In the final analysis, one access provider supplies value that is fairly indistinguishable from equivalent services supplied by any other provider. But that doesn’t mean such access is in any way irrelevant.
Nor is there any reason “dumb pipe” Internet access is synonymous with “low margin” or “low gross revenue.” Current margins are high enough. The danger is what could happen in the future, if demand grows much faster than retail prices.
Broadband access isn’t the problem. It’s the competition over the top apps represent for carrier voice and messaging that is the core issue.
In other words, the problem is not “access,” but “product substitution” for voice and messaging products.
Key said mobile operators must “change the business model” otherwise they will soon become “irrelevant” as customers increasingly use services such as Skype, BlackBerry Messenger and WhatsApp, which allow them to communicate without spending money on texts or voice calls.

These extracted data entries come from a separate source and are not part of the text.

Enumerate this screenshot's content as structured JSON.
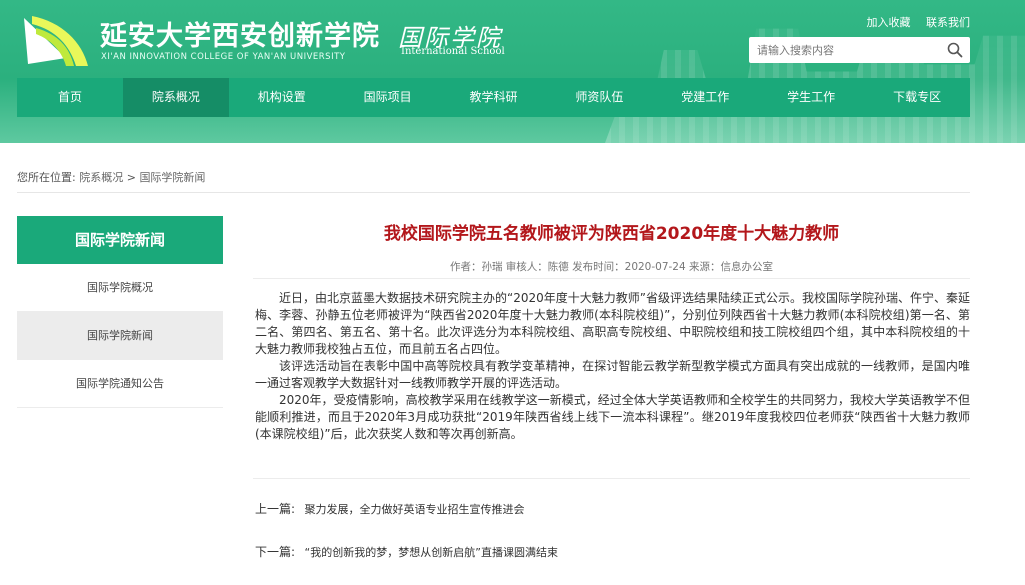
{
  "header": {
    "site_name": "延安大学西安创新学院",
    "site_name_en": "XI'AN INNOVATION COLLEGE OF YAN'AN UNIVERSITY",
    "sub_name": "国际学院",
    "sub_name_en": "International School",
    "toplinks": [
      "加入收藏",
      "联系我们"
    ],
    "search": {
      "placeholder": "请输入搜索内容",
      "icon": "search-icon"
    }
  },
  "nav": {
    "items": [
      "首页",
      "院系概况",
      "机构设置",
      "国际项目",
      "教学科研",
      "师资队伍",
      "党建工作",
      "学生工作",
      "下载专区"
    ],
    "active_index": 1
  },
  "breadcrumb": {
    "prefix": "您所在位置:",
    "items": [
      "院系概况",
      "国际学院新闻"
    ],
    "separator": ">"
  },
  "sidebar": {
    "heading": "国际学院新闻",
    "items": [
      "国际学院概况",
      "国际学院新闻",
      "国际学院通知公告"
    ],
    "active_index": 1
  },
  "article": {
    "title": "我校国际学院五名教师被评为陕西省2020年度十大魅力教师",
    "meta": "作者：孙瑞  审核人：陈德  发布时间：2020-07-24  来源：信息办公室",
    "paragraphs": [
      "近日，由北京蓝墨大数据技术研究院主办的“2020年度十大魅力教师”省级评选结果陆续正式公示。我校国际学院孙瑞、仵宁、秦延梅、李蓉、孙静五位老师被评为“陕西省2020年度十大魅力教师(本科院校组)”，分别位列陕西省十大魅力教师(本科院校组)第一名、第二名、第四名、第五名、第十名。此次评选分为本科院校组、高职高专院校组、中职院校组和技工院校组四个组，其中本科院校组的十大魅力教师我校独占五位，而且前五名占四位。",
      "该评选活动旨在表彰中国中高等院校具有教学变革精神，在探讨智能云教学新型教学模式方面具有突出成就的一线教师，是国内唯一通过客观教学大数据针对一线教师教学开展的评选活动。",
      "2020年，受疫情影响，高校教学采用在线教学这一新模式，经过全体大学英语教师和全校学生的共同努力，我校大学英语教学不但能顺利推进，而且于2020年3月成功获批“2019年陕西省线上线下一流本科课程”。继2019年度我校四位老师获“陕西省十大魅力教师(本课院校组)”后，此次获奖人数和等次再创新高。"
    ],
    "prev_label": "上一篇:",
    "prev_title": "聚力发展，全力做好英语专业招生宣传推进会",
    "next_label": "下一篇:",
    "next_title": "“我的创新我的梦，梦想从创新启航”直播课圆满结束"
  },
  "colors": {
    "header_green": "#2bb07e",
    "nav_green": "#1aa97a",
    "nav_active": "#158d66",
    "title_red": "#b3171b"
  }
}
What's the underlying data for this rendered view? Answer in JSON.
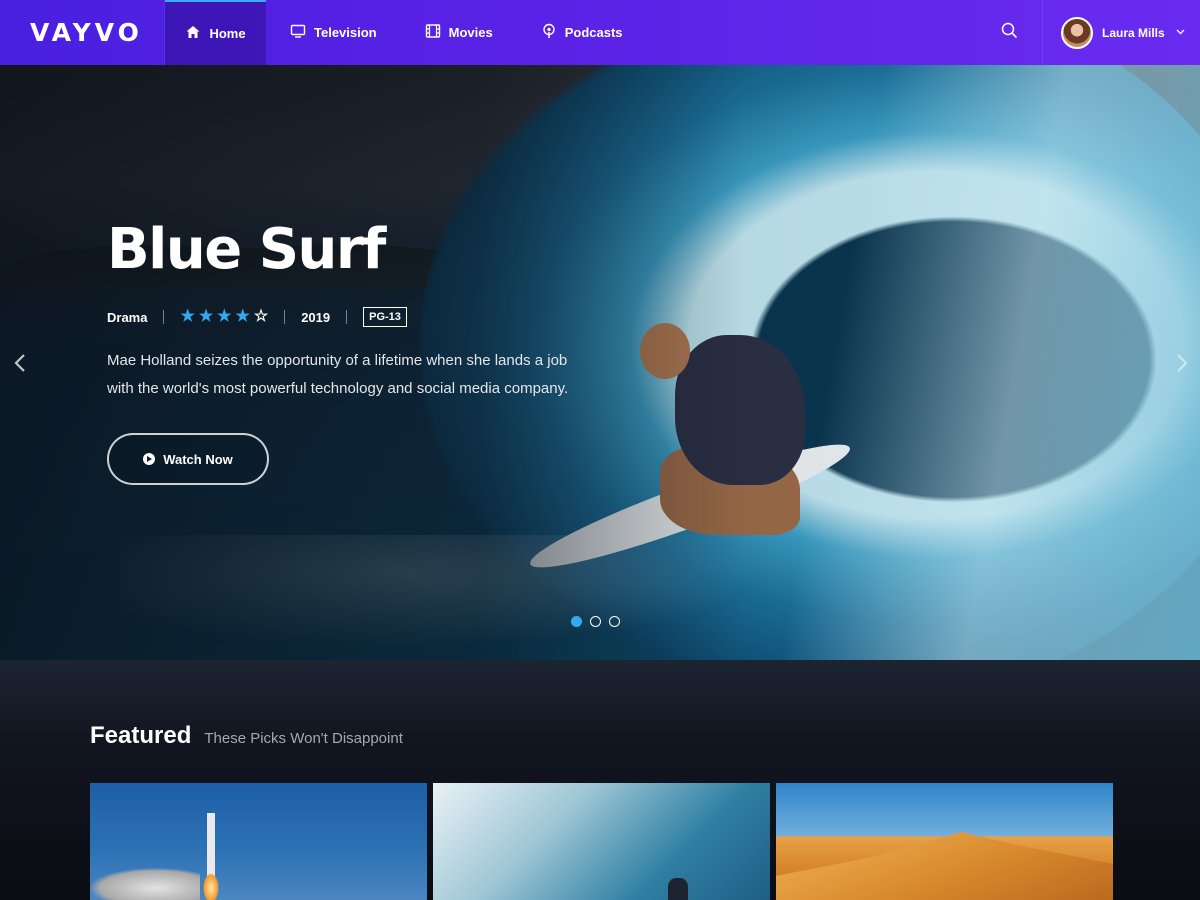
{
  "brand": {
    "logo_text": "VAYVO"
  },
  "nav": {
    "items": [
      {
        "label": "Home",
        "icon": "home-icon",
        "active": true
      },
      {
        "label": "Television",
        "icon": "tv-icon",
        "active": false
      },
      {
        "label": "Movies",
        "icon": "film-icon",
        "active": false
      },
      {
        "label": "Podcasts",
        "icon": "podcast-icon",
        "active": false
      }
    ],
    "search_icon": "search-icon"
  },
  "user": {
    "name": "Laura Mills",
    "caret_icon": "chevron-down-icon"
  },
  "hero": {
    "title": "Blue Surf",
    "genre": "Drama",
    "rating_stars": 4,
    "rating_max": 5,
    "year": "2019",
    "maturity": "PG-13",
    "description": "Mae Holland seizes the opportunity of a lifetime when she lands a job with the world's most powerful technology and social media company.",
    "cta_label": "Watch Now",
    "slide_count": 3,
    "active_slide": 1
  },
  "featured": {
    "title": "Featured",
    "subtitle": "These Picks Won't Disappoint",
    "cards": [
      {
        "name": "rocket-launch-card"
      },
      {
        "name": "wave-card"
      },
      {
        "name": "desert-card"
      }
    ]
  },
  "colors": {
    "nav_start": "#4a1fe0",
    "nav_end": "#6a2bf0",
    "accent": "#35a8f2",
    "star": "#34a7ef",
    "page_bg": "#0c0d14"
  }
}
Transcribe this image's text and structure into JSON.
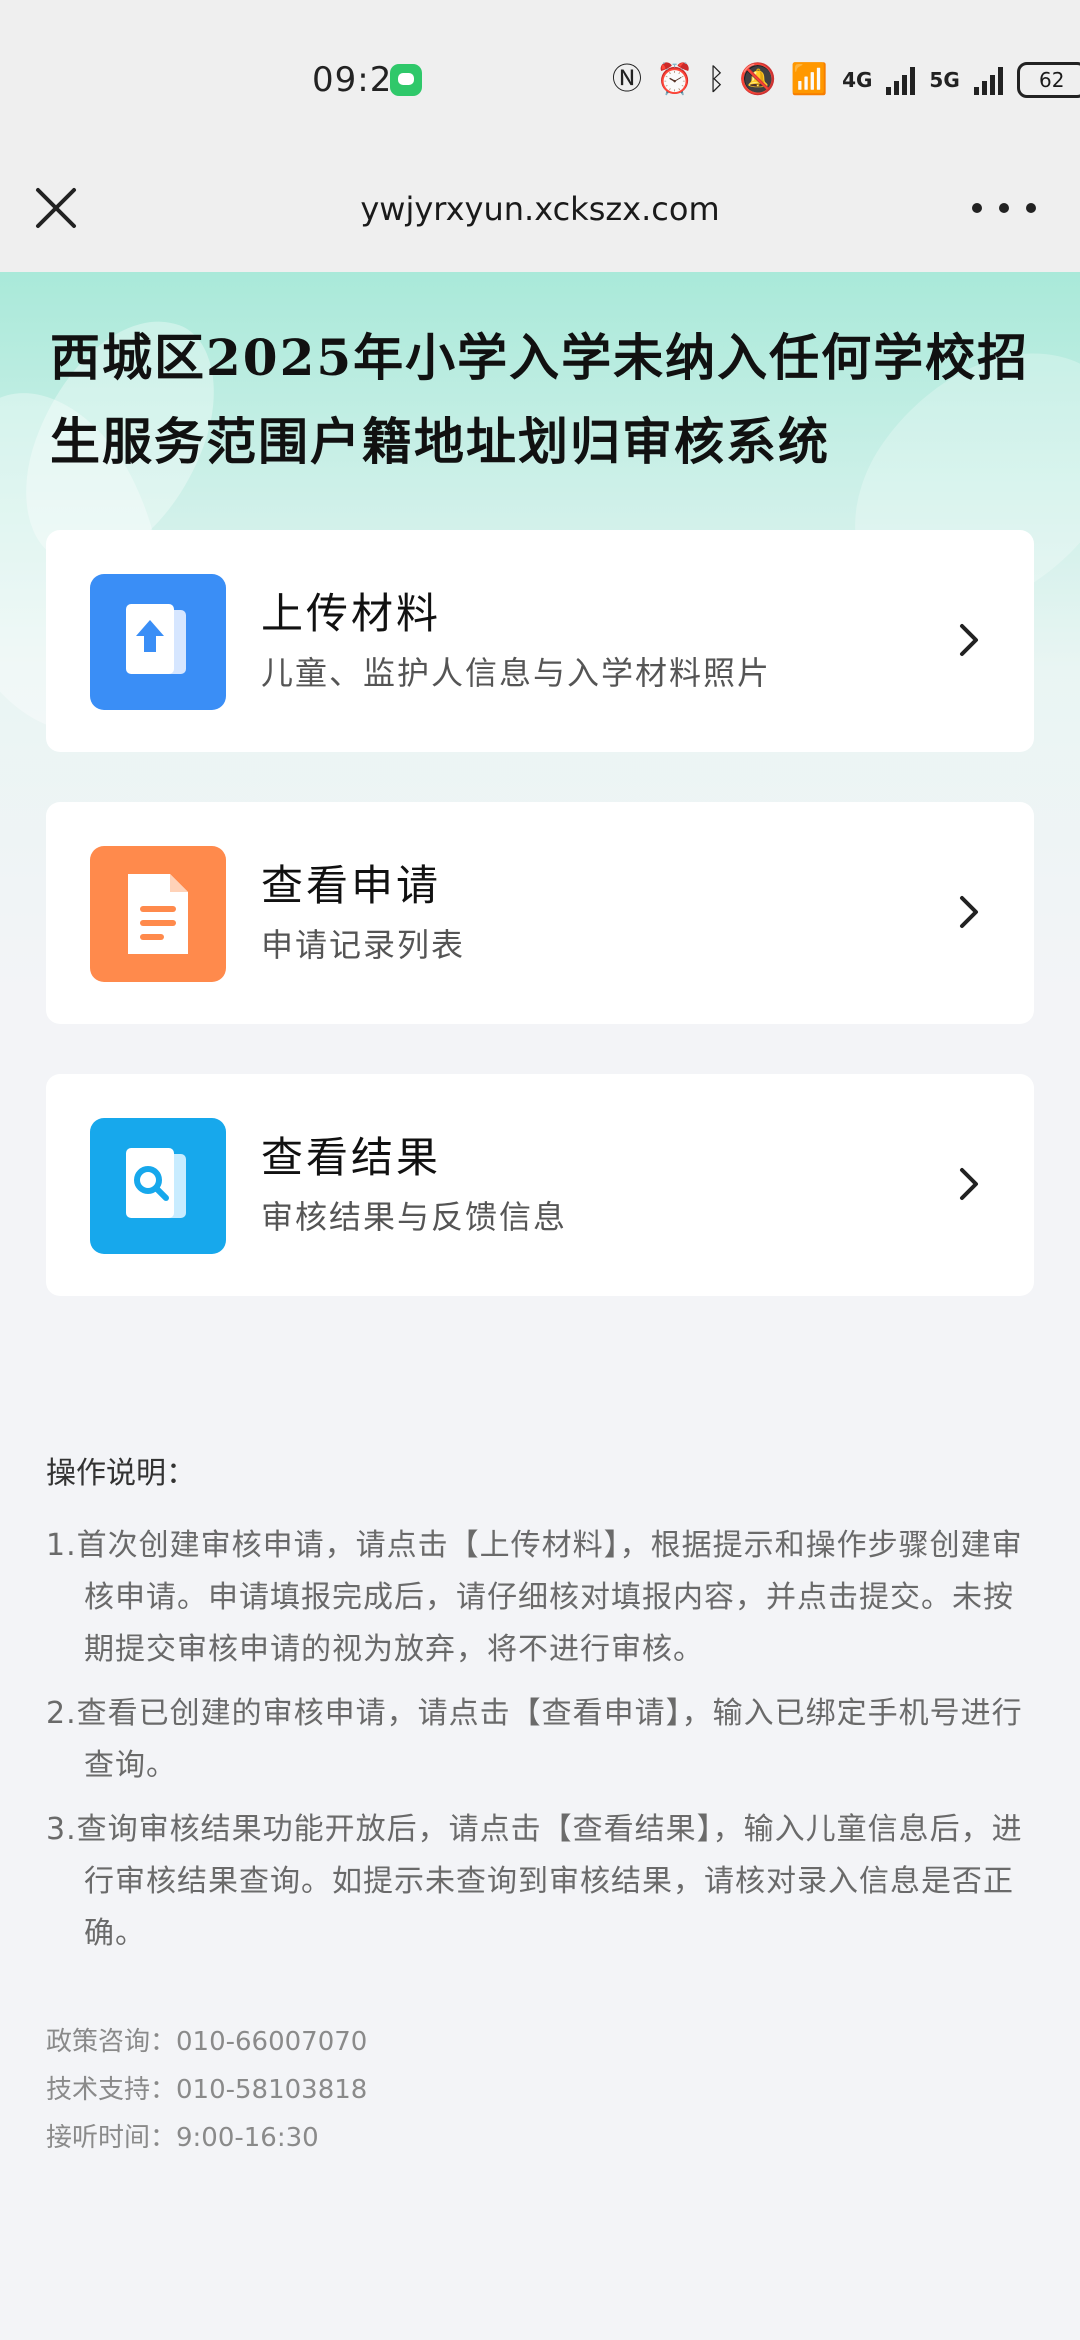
{
  "status_bar": {
    "time": "09:21",
    "battery": "62",
    "net1": "4G",
    "net2": "5G"
  },
  "browser": {
    "url": "ywjyrxyun.xckszx.com"
  },
  "page": {
    "title": "西城区2025年小学入学未纳入任何学校招生服务范围户籍地址划归审核系统"
  },
  "cards": [
    {
      "title": "上传材料",
      "subtitle": "儿童、监护人信息与入学材料照片",
      "color": "#3a8ef6",
      "icon": "upload-doc-icon"
    },
    {
      "title": "查看申请",
      "subtitle": "申请记录列表",
      "color": "#ff8a4c",
      "icon": "document-icon"
    },
    {
      "title": "查看结果",
      "subtitle": "审核结果与反馈信息",
      "color": "#17a8ec",
      "icon": "search-doc-icon"
    }
  ],
  "instructions": {
    "heading": "操作说明：",
    "items": [
      "1.首次创建审核申请，请点击【上传材料】，根据提示和操作步骤创建审核申请。申请填报完成后，请仔细核对填报内容，并点击提交。未按期提交审核申请的视为放弃，将不进行审核。",
      "2.查看已创建的审核申请，请点击【查看申请】，输入已绑定手机号进行查询。",
      "3.查询审核结果功能开放后，请点击【查看结果】，输入儿童信息后，进行审核结果查询。如提示未查询到审核结果，请核对录入信息是否正确。"
    ]
  },
  "contact": {
    "policy": "政策咨询：010-66007070",
    "tech": "技术支持：010-58103818",
    "hours": "接听时间：9:00-16:30"
  }
}
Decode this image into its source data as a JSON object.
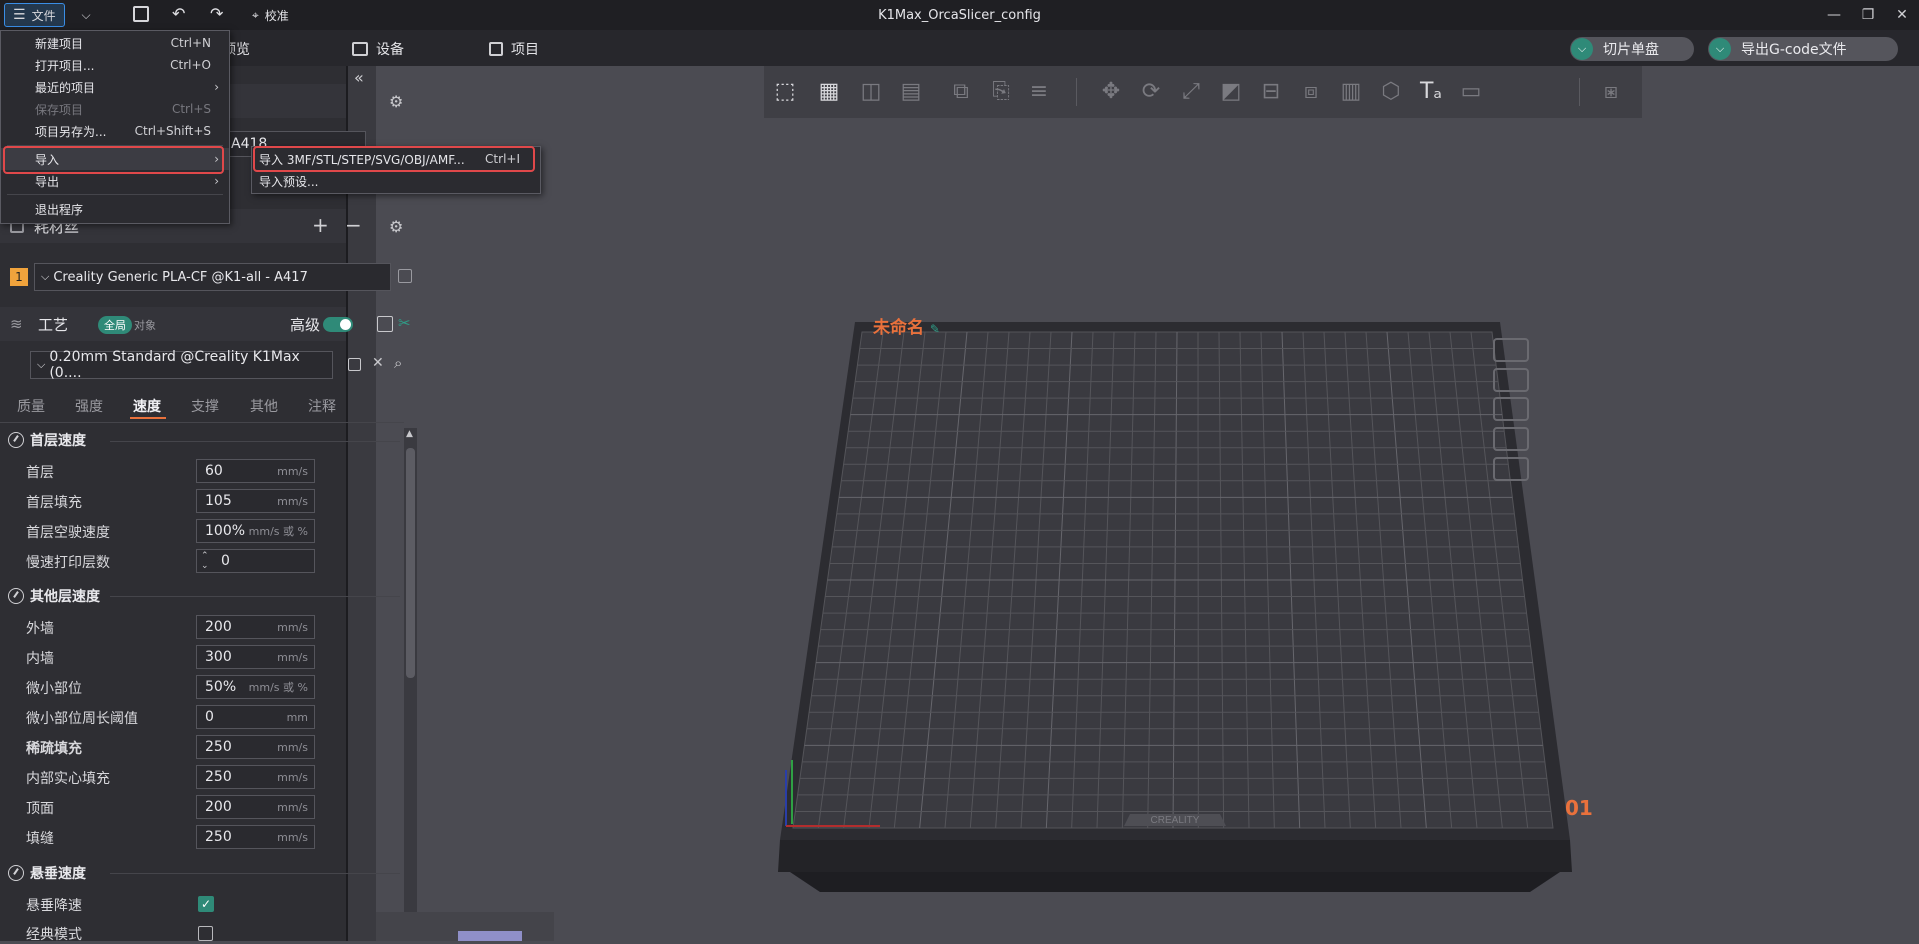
{
  "titlebar": {
    "file_label": "文件",
    "calibrate_label": "校准",
    "window_title": "K1Max_OrcaSlicer_config"
  },
  "tabs": {
    "preview": "预览",
    "device": "设备",
    "project": "项目",
    "slice_plate": "切片单盘",
    "export_gcode": "导出G-code文件"
  },
  "file_menu": {
    "items": [
      {
        "label": "新建项目",
        "shortcut": "Ctrl+N"
      },
      {
        "label": "打开项目...",
        "shortcut": "Ctrl+O"
      },
      {
        "label": "最近的项目",
        "shortcut": ""
      },
      {
        "label": "保存项目",
        "shortcut": "Ctrl+S"
      },
      {
        "label": "项目另存为...",
        "shortcut": "Ctrl+Shift+S"
      },
      {
        "label": "导入",
        "shortcut": ""
      },
      {
        "label": "导出",
        "shortcut": ""
      },
      {
        "label": "退出程序",
        "shortcut": ""
      }
    ]
  },
  "import_submenu": {
    "items": [
      {
        "label": "导入 3MF/STL/STEP/SVG/OBJ/AMF...",
        "shortcut": "Ctrl+I"
      },
      {
        "label": "导入预设..."
      }
    ]
  },
  "printer": {
    "partial_name": "A418"
  },
  "filament": {
    "title": "耗材丝",
    "slot": "1",
    "preset": "Creality Generic PLA-CF @K1-all - A417"
  },
  "process": {
    "title": "工艺",
    "global": "全局",
    "object": "对象",
    "advanced": "高级",
    "preset": "0.20mm Standard @Creality K1Max (0...."
  },
  "subtabs": [
    "质量",
    "强度",
    "速度",
    "支撑",
    "其他",
    "注释"
  ],
  "speed": {
    "first_layer_title": "首层速度",
    "first_layer_fields": [
      {
        "label": "首层",
        "value": "60",
        "unit": "mm/s"
      },
      {
        "label": "首层填充",
        "value": "105",
        "unit": "mm/s"
      },
      {
        "label": "首层空驶速度",
        "value": "100%",
        "unit": "mm/s 或 %"
      },
      {
        "label": "慢速打印层数",
        "value": "0",
        "unit": ""
      }
    ],
    "other_layer_title": "其他层速度",
    "other_layer_fields": [
      {
        "label": "外墙",
        "value": "200",
        "unit": "mm/s"
      },
      {
        "label": "内墙",
        "value": "300",
        "unit": "mm/s"
      },
      {
        "label": "微小部位",
        "value": "50%",
        "unit": "mm/s 或 %"
      },
      {
        "label": "微小部位周长阈值",
        "value": "0",
        "unit": "mm"
      },
      {
        "label": "稀疏填充",
        "value": "250",
        "unit": "mm/s"
      },
      {
        "label": "内部实心填充",
        "value": "250",
        "unit": "mm/s"
      },
      {
        "label": "顶面",
        "value": "200",
        "unit": "mm/s"
      },
      {
        "label": "填缝",
        "value": "250",
        "unit": "mm/s"
      }
    ],
    "overhang_title": "悬垂速度",
    "overhang_fields": [
      {
        "label": "悬垂降速",
        "checked": true
      },
      {
        "label": "经典模式",
        "checked": false
      }
    ]
  },
  "plate": {
    "name": "未命名",
    "number": "01",
    "brand": "CREALITY"
  },
  "colors": {
    "accent": "#2f8a78",
    "highlight": "#e0484a",
    "orange": "#e9713c"
  }
}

“The ecosystem is changing, our relevance to customers is decreasing, we have to admit that," he said. One might argue the opposite case as well, namely that broadband access now has become a foundation service nearly everybody must have. In that sense, relevance is higher.
It’s just that service providers arguably are less relevant as suppliers of voice and messaging.
Of course, that's precisely why Telefónica, which owns mobile operator O2, set up the new "Digital" division in September 2011, to develop new products and services that create new customer value.